Unlike certain other young adult book/movie franchises (koff! – Twilight – koff!), it’s easy for people of any age or demographic to watch The Hunger Games and see what the fuss is about.
But fans of the trilogy will be happy to know that the unlikeliest of action directors, Gary Ross (Pleasantville, Seabiscuit) has taken this strange, propulsive, post-apocalyptic fantasy, treated it faithfully, and in the few instances where he’s added his own twist, actually made the story richer.
Case in point: as Katniss Everdeen (Jennifer Lawrence) begins to become a Joan of Arc-type heroine, fighting for her life in the woods in front of a TV audience of millions, the threat to order she poses is not lost on President Snow (Donald Sutherland), the sinister chief executive of the oppressive nation of Panem, formerly the U.S.
A relatively minor figure in the books, he is given a soliloquy written by Ross and delivered to Snow’s second-in-command Seneca (Wes Bentley), about the importance of hope in controlling a population and the even greater importance of keeping hope in check.

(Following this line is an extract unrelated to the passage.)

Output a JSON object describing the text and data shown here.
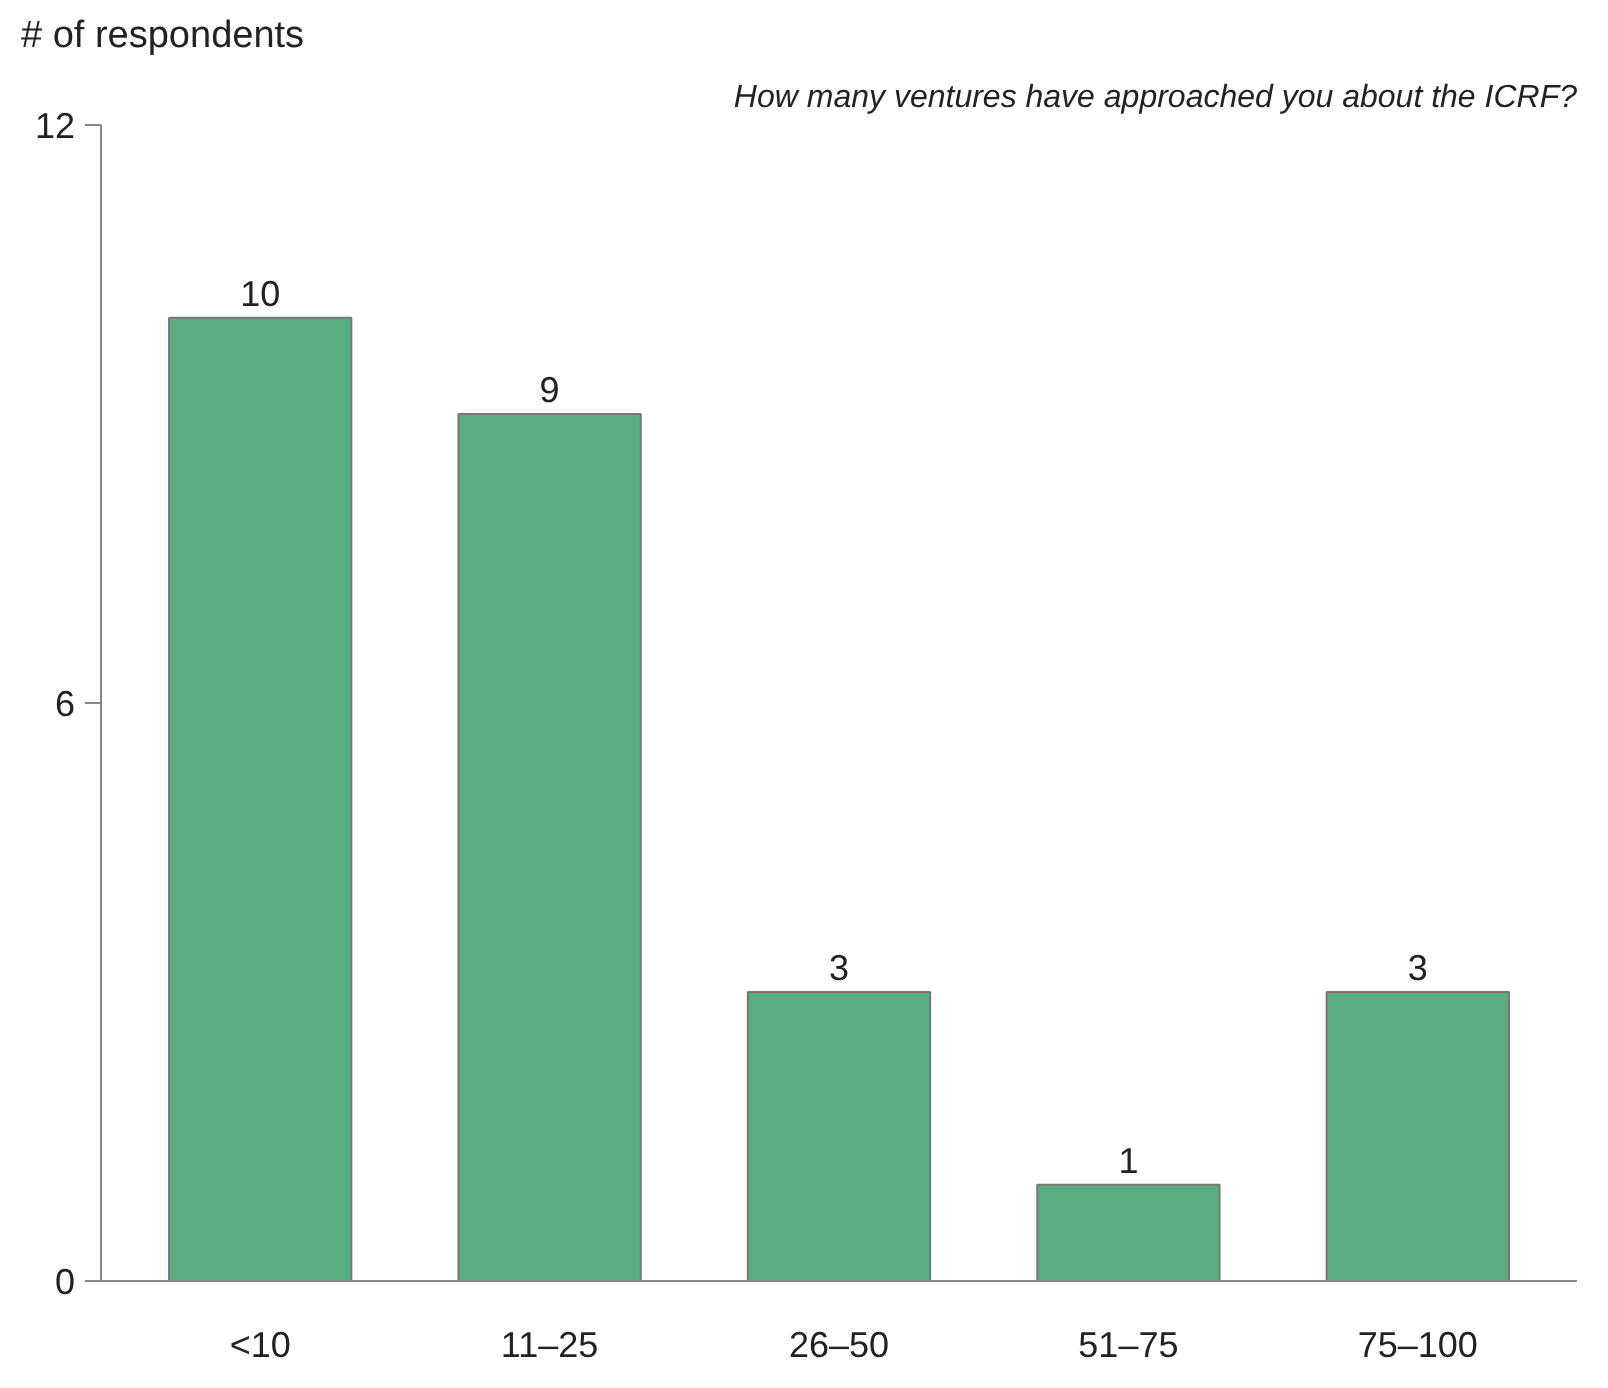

It is a moving piece of writing, and it takes author Suzanne Collins’ metaphor-laden adventure to a new layer of sophistication and relevance (Arab Spring anyone?).
For those who haven’t had the plot hammered into them by the studio marketing campaign, The Hunger Games takes place in an American dystopia, where the rich, decadent Capitol rules brutally over 12 “districts” that make up Panem. The Hunger Games are a ritual of control, wherein each district chooses a boy and girl, aged 12-18, to take part in a mass fight to the death.

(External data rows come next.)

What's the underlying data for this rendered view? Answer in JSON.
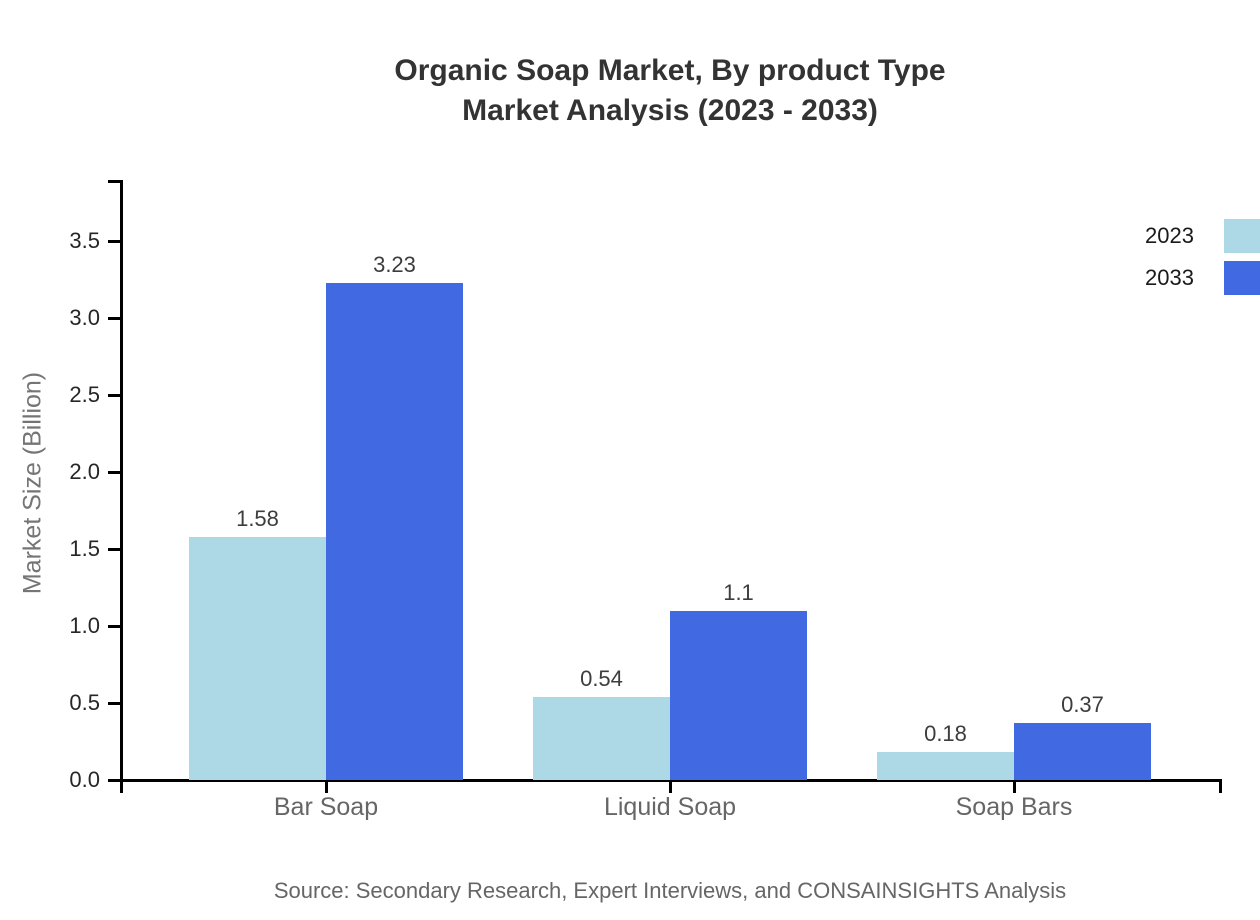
{
  "title": {
    "line1": "Organic Soap Market, By product Type",
    "line2": "Market Analysis (2023 - 2033)"
  },
  "source_note": "Source: Secondary Research, Expert Interviews, and CONSAINSIGHTS Analysis",
  "legend": {
    "items": [
      {
        "label": "2023",
        "color": "#ADD8E6"
      },
      {
        "label": "2033",
        "color": "#4169E1"
      }
    ]
  },
  "chart_data": {
    "type": "bar",
    "title": "Organic Soap Market, By product Type Market Analysis (2023 - 2033)",
    "categories": [
      "Bar Soap",
      "Liquid Soap",
      "Soap Bars"
    ],
    "series": [
      {
        "name": "2023",
        "color": "#ADD8E6",
        "values": [
          1.58,
          0.54,
          0.18
        ]
      },
      {
        "name": "2033",
        "color": "#4169E1",
        "values": [
          3.23,
          1.1,
          0.37
        ]
      }
    ],
    "xlabel": "",
    "ylabel": "Market Size (Billion)",
    "ylim": [
      0,
      3.9
    ],
    "yticks": [
      0.0,
      0.5,
      1.0,
      1.5,
      2.0,
      2.5,
      3.0,
      3.5
    ],
    "ytick_labels": [
      "0.0",
      "0.5",
      "1.0",
      "1.5",
      "2.0",
      "2.5",
      "3.0",
      "3.5"
    ],
    "value_label_format": "plain",
    "grid": false,
    "legend_position": "top-right",
    "bar_colors": {
      "series_2023": "#ADD8E6",
      "series_2033": "#4169E1"
    }
  }
}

Katniss – an Appalachian girl with mad bow-and-arrow skills - steps in to replace her fragile kid sister, and is joined by the local baker Peeta Mellark (Josh Hutcherson), whose chief asset is charm.
They’re joined en route to the Capitol by a couple of dubious mentors, including etiquette advisor Effie Trinket (Elizabeth Banks), wardrobe advisor Cinna (Lenny Kravitz), and the only living games champion from Katniss’s district, the drunk and cynical Haymitch Abernathy (Woody Harrelson).
The set-up is an hour long, and it leaves us plenty of time to imagine what it all means (Ross is professional enough not to hit us over the head with metaphors). At times, the whole thing seems to have a Red State/Blue State vibe, with the rainbow-haired drag-queen chic of Capitol citizens almost being a spoof of what people in Middle America would imagine New Yorkers to look like. The monumental architecture, meanwhile, evokes Rome/Nazi-era Berlin.
The Hunger Games, though, ramps up the tension when the killing gets started. The steamy North Carolina woods is almost a character in and of itself. It’s also where Lawrence, who was quietly strong in the Oscar-nominated Winter’s Bone, becomes a physically dominant figure. The last act of the movie is riveting without being graphically violent.
In the end, the movie is undeniably a rich fantasy adventure, with plenty of narrative wiggle-room for the two books/movies to follow.